She is so often portrayed as too pretty to touch, air brushed like a fluffy cloud or a pink puff of spun cotton candy. But she knew gut-wrenching grief. She cried real tears when she was widowed. Of course she did. Joseph’s death must have been a bottomless loss for her.
She walked the way of the Cross with her Son, wanting to die with Him as any mother would. But she stood at the foot of the Cross all the same, to love Him, and to go on doing whatever He told her. Maybe her toes clenched in her sandals as she stood there; toes that probably looked more like Mother Teresa’s than the dainty artistic feet that peek out from beneath her dress in so many representations. Maybe she took her sandals off because she knew that Golgotha had just become Holy Ground.
Her hands, likely bloodied from attempts to comfort her bleeding Son, were probably rough and work scarred from a lifetime of labor and loving service. These hands of Mary’s, so soon to be assumed into Heaven, had held babies, hauled water, kneaded bread, cared for the sick, worked in the fields, watered the donkey, expressed human affection, and were often raised to God in prayer.
What do you think of when you think of Mary’s Assumption? I don’t know why, but I always think of the hem of her dress; a dress which was doubtless as simple as a worn tee shirt and faded jeans would be to us today. I see its frayed, homespun cloth brighten as she is taken into the Light of Heaven. I want to see her feet. I always look for them under there.
I am sure that in the mysterious process of the glorification of her body, Mary’s calloused feet were much honored in Heaven; every scratch, each leathery sole, becoming what they always were: beautiful, heavenly bright. Maybe that’s what happens in Heaven. Things begin to look the way they look to God.
Thinking of my own mother’s dirty little feet when she came in from the garden tracking mud on the kitchen floor convinces me that Our Lady tracked dirt all the way to her Son’s throne. She brought the Earth with her, I’m sure of that.
We are a very Incarnation-al people, we Catholics. Earth is good, the body is good, because God is good, and Jesus is true God and true man; Incarnate in the flesh. In spite of the air brushed holy cards of Mary, in which her pupils seem far too small and she is painted to look like a pastel ghost, we know that the stars in Mary’s hair represent the way she looked to God: gloriously human, the humble and barefoot Spouse of the Holy Spirit who was lowly and invisible to the world, but brilliantly radiant to the Lord. Then again, our exalted Mother, as brightly shining as we see her in Revelations 12, shows us she is real and totally human. Even as Heavenly Queen, rather than sighing with celestial bliss, she wails in the pangs of birth.
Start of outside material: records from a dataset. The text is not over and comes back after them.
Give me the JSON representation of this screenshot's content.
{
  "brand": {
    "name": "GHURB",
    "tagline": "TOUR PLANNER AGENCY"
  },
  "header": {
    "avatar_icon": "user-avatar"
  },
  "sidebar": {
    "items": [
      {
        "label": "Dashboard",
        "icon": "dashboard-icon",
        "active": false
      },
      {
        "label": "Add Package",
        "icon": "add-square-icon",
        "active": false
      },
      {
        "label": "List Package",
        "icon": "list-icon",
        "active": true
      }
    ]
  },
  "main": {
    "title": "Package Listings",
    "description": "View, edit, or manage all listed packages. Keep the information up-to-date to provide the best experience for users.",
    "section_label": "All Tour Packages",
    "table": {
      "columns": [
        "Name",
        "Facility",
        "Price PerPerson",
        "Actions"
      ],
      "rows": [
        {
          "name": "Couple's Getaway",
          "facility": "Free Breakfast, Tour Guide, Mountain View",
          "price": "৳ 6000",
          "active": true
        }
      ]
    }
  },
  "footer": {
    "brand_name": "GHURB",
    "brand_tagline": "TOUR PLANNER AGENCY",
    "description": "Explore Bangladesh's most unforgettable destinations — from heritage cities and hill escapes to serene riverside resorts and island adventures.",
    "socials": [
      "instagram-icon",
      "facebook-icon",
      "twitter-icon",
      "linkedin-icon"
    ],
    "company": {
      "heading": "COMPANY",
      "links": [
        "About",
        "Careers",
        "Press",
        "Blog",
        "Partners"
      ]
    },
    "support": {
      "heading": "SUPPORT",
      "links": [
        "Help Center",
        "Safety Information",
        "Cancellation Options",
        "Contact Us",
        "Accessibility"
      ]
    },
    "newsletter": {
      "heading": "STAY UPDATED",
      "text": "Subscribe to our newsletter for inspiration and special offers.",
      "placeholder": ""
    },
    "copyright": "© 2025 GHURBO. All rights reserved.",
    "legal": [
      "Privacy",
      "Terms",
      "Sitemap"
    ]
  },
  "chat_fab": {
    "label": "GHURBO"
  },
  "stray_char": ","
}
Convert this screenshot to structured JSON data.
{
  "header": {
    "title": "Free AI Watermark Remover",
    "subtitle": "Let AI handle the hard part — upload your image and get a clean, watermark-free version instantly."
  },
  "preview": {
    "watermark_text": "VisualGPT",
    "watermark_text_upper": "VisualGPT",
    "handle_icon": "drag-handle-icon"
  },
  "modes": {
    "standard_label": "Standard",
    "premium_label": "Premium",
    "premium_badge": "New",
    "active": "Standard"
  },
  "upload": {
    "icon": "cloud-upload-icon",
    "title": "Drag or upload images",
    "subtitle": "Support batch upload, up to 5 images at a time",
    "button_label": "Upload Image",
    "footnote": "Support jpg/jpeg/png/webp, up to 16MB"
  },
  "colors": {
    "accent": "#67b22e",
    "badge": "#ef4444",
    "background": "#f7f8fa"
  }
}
That particular wailing is for us, I think. She is with us in our struggle with evil, in our determination to follow her Son, in our attempts and failures at practicing virtue, in the Church’s painful war against the powers and principalities of darkness.
There is a trail of glory that Mary left, but it looks a lot more like dirty foot prints to me as she runs to the Seat of Mercy with our burdens and pains, about her latest enmity with the Evil One, with her requests for us, her lost, suffering, fighting and dying children she wants to lead to her Son. Her Son, I like to think, must smile when he sees those clods of soil in the throne room that show she has been in. She will keep working for the Kingdom until her work of Queenly discipleship is done and there are stars in our hair too as we reign with God forever.
She was assumed into Heaven, body and soul. She is the Living Tabernacle of the New Covenant. She is Mother of God, Mother of the Church, Mother of us. She listens with a real heart, leads us to Christ with real love.
The Assumption reminds me of this: Mary is real. She’s tracking in dirt. She’s holding my hand. And she’s beautiful- the way God sees beauty. Not only that, but as Bishop Mike Sis said once in a homily, “The Assumption means God’s gonna win! God’s gonna WIN!”
In answering my Methodist friend, Paula, with an explanation of what the Assumption was, she exclaimed, “OH! Isn’t that what happens in the end to all of us?”
Can I get a “Heaven yeah?”
“Sinless Virgin, let us follow joyfully in your footsteps;
draw us after you in the fragrance of your holiness. “
( Antiphon from The Little Office of the BVM).